Good: it’s an area I found good mentorship and real world interest in — so there’s a tighter alignment with what gets practically reinforced.
Bad: hardest thing was recognizing and releasing my own biases and adapting to study material. I had a lot of experience — but started the process like it was new.
Read all the PMI books - tis my way. Paid particular attention to the language and tone. Also read the older Rita book.
From there I balanced the prep questions (choose ones with citations to the PMI books), with read reading the relevant 5th / 6th Pmbok book sections, watched a few of the webinars here and two Udemy courses (long - but worth it).
Few hours a night, balanced with a few days off to see what didn’t stick.
Don’t just memorize the Schedule D stuff, there’s plenty of real examples out on Google that border on fandoms — if you don’t have work exposure…but seeing them in action really makes the strengths and weaknesses jump out.
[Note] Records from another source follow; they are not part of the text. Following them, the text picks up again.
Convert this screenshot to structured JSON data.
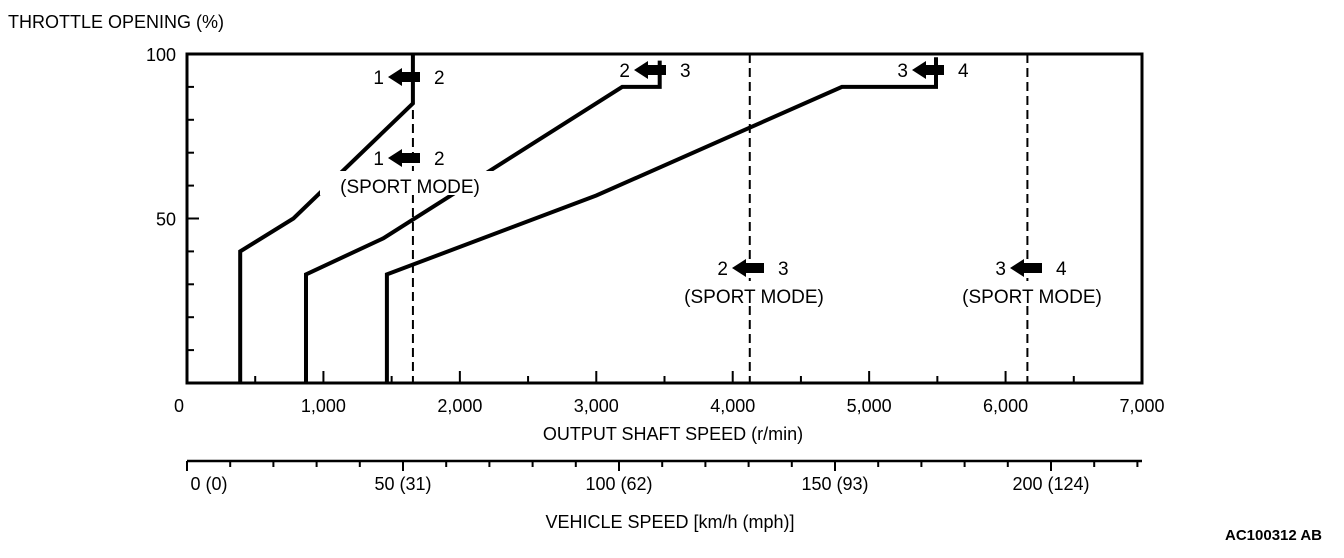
{
  "chart_data": {
    "type": "line",
    "title": "",
    "ylabel": "THROTTLE OPENING (%)",
    "xlabel": "OUTPUT SHAFT SPEED (r/min)",
    "x2label": "VEHICLE SPEED [km/h (mph)]",
    "xlim": [
      0,
      7000
    ],
    "ylim": [
      0,
      100
    ],
    "x_ticks": [
      0,
      1000,
      2000,
      3000,
      4000,
      5000,
      6000,
      7000
    ],
    "x_tick_labels": [
      "0",
      "1,000",
      "2,000",
      "3,000",
      "4,000",
      "5,000",
      "6,000",
      "7,000"
    ],
    "y_ticks": [
      50,
      100
    ],
    "y_tick_labels": [
      "50",
      "100"
    ],
    "x2_ticks": [
      0,
      50,
      100,
      150,
      200
    ],
    "x2_tick_labels": [
      "0 (0)",
      "50 (31)",
      "100 (62)",
      "150 (93)",
      "200 (124)"
    ],
    "x2_minor_step": 10,
    "grid": false,
    "series": [
      {
        "name": "1 ← 2",
        "points": [
          [
            390,
            0
          ],
          [
            390,
            40
          ],
          [
            780,
            50
          ],
          [
            1656,
            85
          ],
          [
            1656,
            100
          ]
        ]
      },
      {
        "name": "2 ← 3",
        "points": [
          [
            872,
            0
          ],
          [
            872,
            33
          ],
          [
            1440,
            44
          ],
          [
            3190,
            90
          ],
          [
            3465,
            90
          ],
          [
            3465,
            98
          ]
        ]
      },
      {
        "name": "3 ← 4",
        "points": [
          [
            1465,
            0
          ],
          [
            1465,
            33
          ],
          [
            3000,
            57
          ],
          [
            4800,
            90
          ],
          [
            5490,
            90
          ],
          [
            5490,
            99
          ]
        ]
      }
    ],
    "sport_mode_lines": [
      {
        "name": "1 ← 2 (SPORT MODE)",
        "x": 1656
      },
      {
        "name": "2 ← 3 (SPORT MODE)",
        "x": 4125
      },
      {
        "name": "3 ← 4 (SPORT MODE)",
        "x": 6160
      }
    ],
    "annotations": [
      {
        "from": "1",
        "to": "2",
        "mode": ""
      },
      {
        "from": "2",
        "to": "3",
        "mode": ""
      },
      {
        "from": "3",
        "to": "4",
        "mode": ""
      },
      {
        "from": "1",
        "to": "2",
        "mode": "(SPORT MODE)"
      },
      {
        "from": "2",
        "to": "3",
        "mode": "(SPORT MODE)"
      },
      {
        "from": "3",
        "to": "4",
        "mode": "(SPORT MODE)"
      }
    ],
    "figure_code": "AC100312 AB"
  }
}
(Looking at you, Latin Hypercube)
Personal opinion is a lot of risk is common sense refined by experience… so don’t overthink the questions — but do know every morsel of the verbiage.
The practice tests make great flash cards — but aren’t a great indicator of prowess… the value is exposure to the language and reference to the books.
Really do have to understand the book, not the cliff notes.
By the time I went for the test — it wasn’t too bad; just tedious.
Glad I had a nice fluffy chair.
Passed with — above average overall
2/5 average, 3/5 a. average.
Note: I avoided YouTube — for every good video , there’s 3 bad ones.
Volunteering for (or doc reviews on) turnaround projects - really helped. Particularly around audits, workarounds and m & c.